Germany, the European Union's largest economy, has so far refused to send weapons to the Ukraine, saying there could never be a military solution to this crisis.

Germany draws more than half of its gas imports from Russia against around 40% on average for the European Union, according to EU's statistics agency Eurostat. That alone limits options to sanction Moscow should it invade Ukraine considering the risk Moscow could retaliate by cutting off the supply. Nord Stream 2 -- the natural gas pipeline completed late last year that still awaits formal approval by German regulators, would double the capacity for Russian gas exports to the country.

The geopolitical concerns for oil futures comes ahead of a handful of economic data, with investors awaiting the release of the first estimate of U.S. gross domestic product for the fourth quarter and durable goods orders for the final month of 2021, with both reports on tap for an 8:30 AM ET release. Economists forecast annualized growth for the U.S. economy expanded by 5.4% from October to December, more than twice as fast as the 2.3% pace in the previous quarter, while the Atlanta Federal District Bank's GDPNow model estimates annualized growth at 5.1% for the reviewed quarter. However, roaring growth in the final months of 2021 shows signs of slowing in the first half of 2022 amid several headwinds.

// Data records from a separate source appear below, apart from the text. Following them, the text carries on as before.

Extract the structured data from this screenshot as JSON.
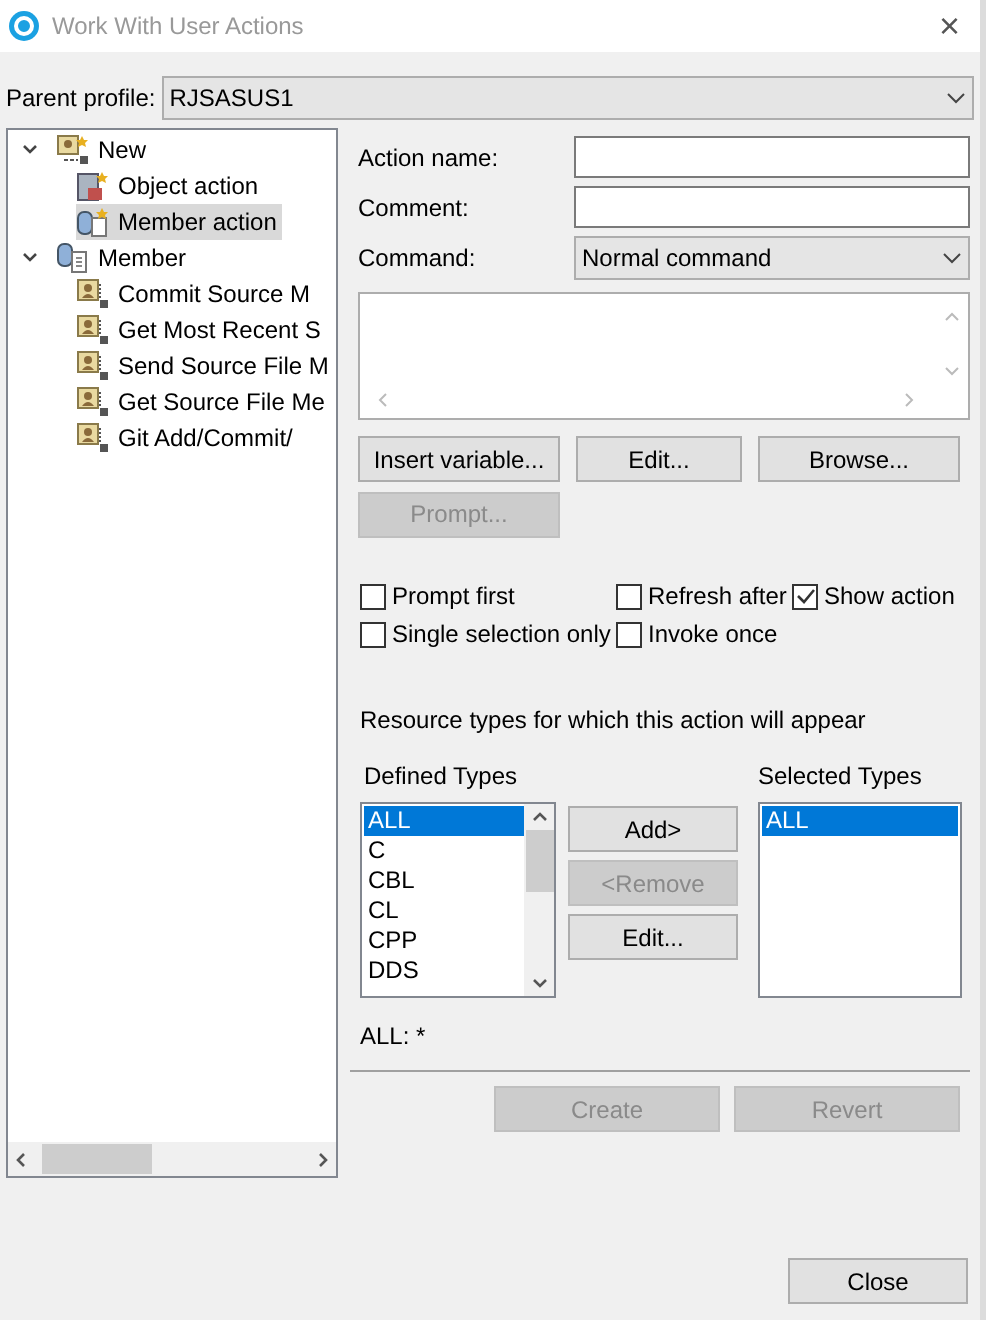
{
  "window": {
    "title": "Work With User Actions",
    "close_label": "×"
  },
  "parent_profile": {
    "label": "Parent profile:",
    "value": "RJSASUS1"
  },
  "tree": [
    {
      "label": "New",
      "expanded": true,
      "selected": false,
      "kind": "new",
      "children": [
        {
          "label": "Object action",
          "selected": false,
          "kind": "object"
        },
        {
          "label": "Member action",
          "selected": true,
          "kind": "membernew"
        }
      ]
    },
    {
      "label": "Member",
      "expanded": true,
      "selected": false,
      "kind": "member",
      "children": [
        {
          "label": "Commit Source M",
          "selected": false,
          "kind": "action"
        },
        {
          "label": "Get Most Recent S",
          "selected": false,
          "kind": "action"
        },
        {
          "label": "Send Source File M",
          "selected": false,
          "kind": "action"
        },
        {
          "label": "Get Source File Me",
          "selected": false,
          "kind": "action"
        },
        {
          "label": "Git Add/Commit/",
          "selected": false,
          "kind": "action"
        }
      ]
    }
  ],
  "form": {
    "action_name": {
      "label": "Action name:"
    },
    "comment": {
      "label": "Comment:"
    },
    "command": {
      "label": "Command:",
      "value": "Normal command"
    }
  },
  "command_buttons": [
    {
      "label": "Insert variable...",
      "disabled": false
    },
    {
      "label": "Edit...",
      "disabled": false
    },
    {
      "label": "Browse...",
      "disabled": false
    }
  ],
  "prompt_button": {
    "label": "Prompt...",
    "disabled": true
  },
  "options": [
    {
      "label": "Prompt first",
      "checked": false
    },
    {
      "label": "Refresh after",
      "checked": false
    },
    {
      "label": "Show action",
      "checked": true
    },
    {
      "label": "Single selection only",
      "checked": false
    },
    {
      "label": "Invoke once",
      "checked": false
    }
  ],
  "resource_types": {
    "heading": "Resource types for which this action will appear",
    "defined": {
      "label": "Defined Types",
      "items": [
        {
          "label": "ALL",
          "selected": true
        },
        {
          "label": "C",
          "selected": false
        },
        {
          "label": "CBL",
          "selected": false
        },
        {
          "label": "CL",
          "selected": false
        },
        {
          "label": "CPP",
          "selected": false
        },
        {
          "label": "DDS",
          "selected": false
        }
      ]
    },
    "buttons": [
      {
        "label": "Add>",
        "disabled": false
      },
      {
        "label": "<Remove",
        "disabled": true
      },
      {
        "label": "Edit...",
        "disabled": false
      }
    ],
    "selected": {
      "label": "Selected Types",
      "items": [
        {
          "label": "ALL",
          "selected": true
        }
      ]
    },
    "summary": "ALL: *"
  },
  "action_buttons": [
    {
      "label": "Create",
      "disabled": true
    },
    {
      "label": "Revert",
      "disabled": true
    }
  ],
  "close_button": {
    "label": "Close",
    "disabled": false
  }
}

High-frequency data suggests U.S. economic growth softened in the first weeks of the year, hammered by the vicious spread of Omicron and worker absenteeism amid ever-changing quarantine guidelines from the U.S. Centers for Disease Control and Prevention. Weekly jobless claims jumped by more than 40% to 286,000 in the first three weeks of January, with fresh data to be released this morning. Consumer sentiment has weakened once again at the start of the year as inflation surged to the highest level in 40 years at 7% in December.

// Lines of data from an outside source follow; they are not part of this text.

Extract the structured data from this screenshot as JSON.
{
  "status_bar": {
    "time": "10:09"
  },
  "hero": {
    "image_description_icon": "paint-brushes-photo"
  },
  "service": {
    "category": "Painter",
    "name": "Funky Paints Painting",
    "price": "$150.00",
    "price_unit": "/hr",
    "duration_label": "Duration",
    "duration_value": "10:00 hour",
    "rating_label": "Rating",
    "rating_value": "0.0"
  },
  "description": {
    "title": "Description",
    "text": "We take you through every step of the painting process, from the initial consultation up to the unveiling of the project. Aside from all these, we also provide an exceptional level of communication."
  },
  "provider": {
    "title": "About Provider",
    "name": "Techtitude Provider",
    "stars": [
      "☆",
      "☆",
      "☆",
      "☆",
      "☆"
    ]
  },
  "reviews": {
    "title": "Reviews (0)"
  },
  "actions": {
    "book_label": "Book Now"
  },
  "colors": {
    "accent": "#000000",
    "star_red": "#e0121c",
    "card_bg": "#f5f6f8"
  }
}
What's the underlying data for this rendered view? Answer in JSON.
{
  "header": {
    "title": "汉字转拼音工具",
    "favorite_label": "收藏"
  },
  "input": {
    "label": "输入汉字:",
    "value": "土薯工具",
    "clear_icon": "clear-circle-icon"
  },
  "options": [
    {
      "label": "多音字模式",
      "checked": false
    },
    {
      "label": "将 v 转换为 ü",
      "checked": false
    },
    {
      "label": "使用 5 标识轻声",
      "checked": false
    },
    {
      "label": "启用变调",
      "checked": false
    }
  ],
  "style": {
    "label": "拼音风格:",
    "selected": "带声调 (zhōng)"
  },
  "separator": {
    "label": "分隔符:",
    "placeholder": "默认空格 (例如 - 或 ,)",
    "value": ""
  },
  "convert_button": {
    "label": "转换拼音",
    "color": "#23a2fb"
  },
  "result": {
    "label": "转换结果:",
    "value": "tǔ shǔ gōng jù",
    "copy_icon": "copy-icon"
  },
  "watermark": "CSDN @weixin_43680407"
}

Against this backdrop, U.S. Federal Reserve signaled it was readying the first interest rate hike in more than three years later in the first quarter, as it unwinds ultra-easy monetary policy. Beginning in February, the Fed will increase its holdings of Treasury securities by at least $20 billion per month and mortgageâ??backed securities by at least $10 billion per month, reducing total monthly purchases by $30 billion.

"With inflation well above 2% and a strong labor market, the Committee expects it will soon be appropriate to raise the target range for the federal funds rate," the Federal Open Market Committee said in a statement Wednesday afternoon following their two-day monetary policy meeting.

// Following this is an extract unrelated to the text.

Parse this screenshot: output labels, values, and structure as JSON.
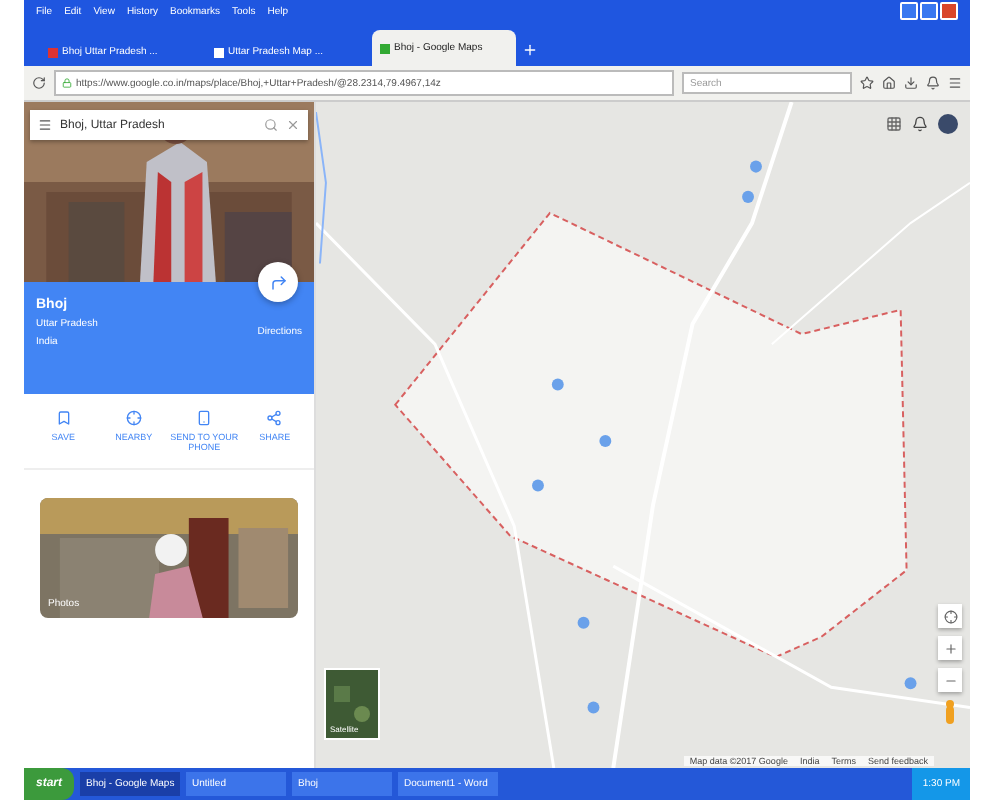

At a post-meeting news conference, Fed Chairman Jerome Powell added that "there's quite a bit of room to raise interest rates without threatening the labor market. We don't rule out raising rates at every FOMC meeting."

In early trade, West Texas Intermediate futures for March delivery advanced $0.88 to trade near $88.24 per barrel (bbl), and international crude benchmark Brent crude jumped above $90 bbl, gaining $0.93 in overnight trade. NYMEX February RBOB futures rallied 2.15 cents to $2.5442 gallon, and the front-month ULSD contract surged 2.8 cents to $2.7720 gallon.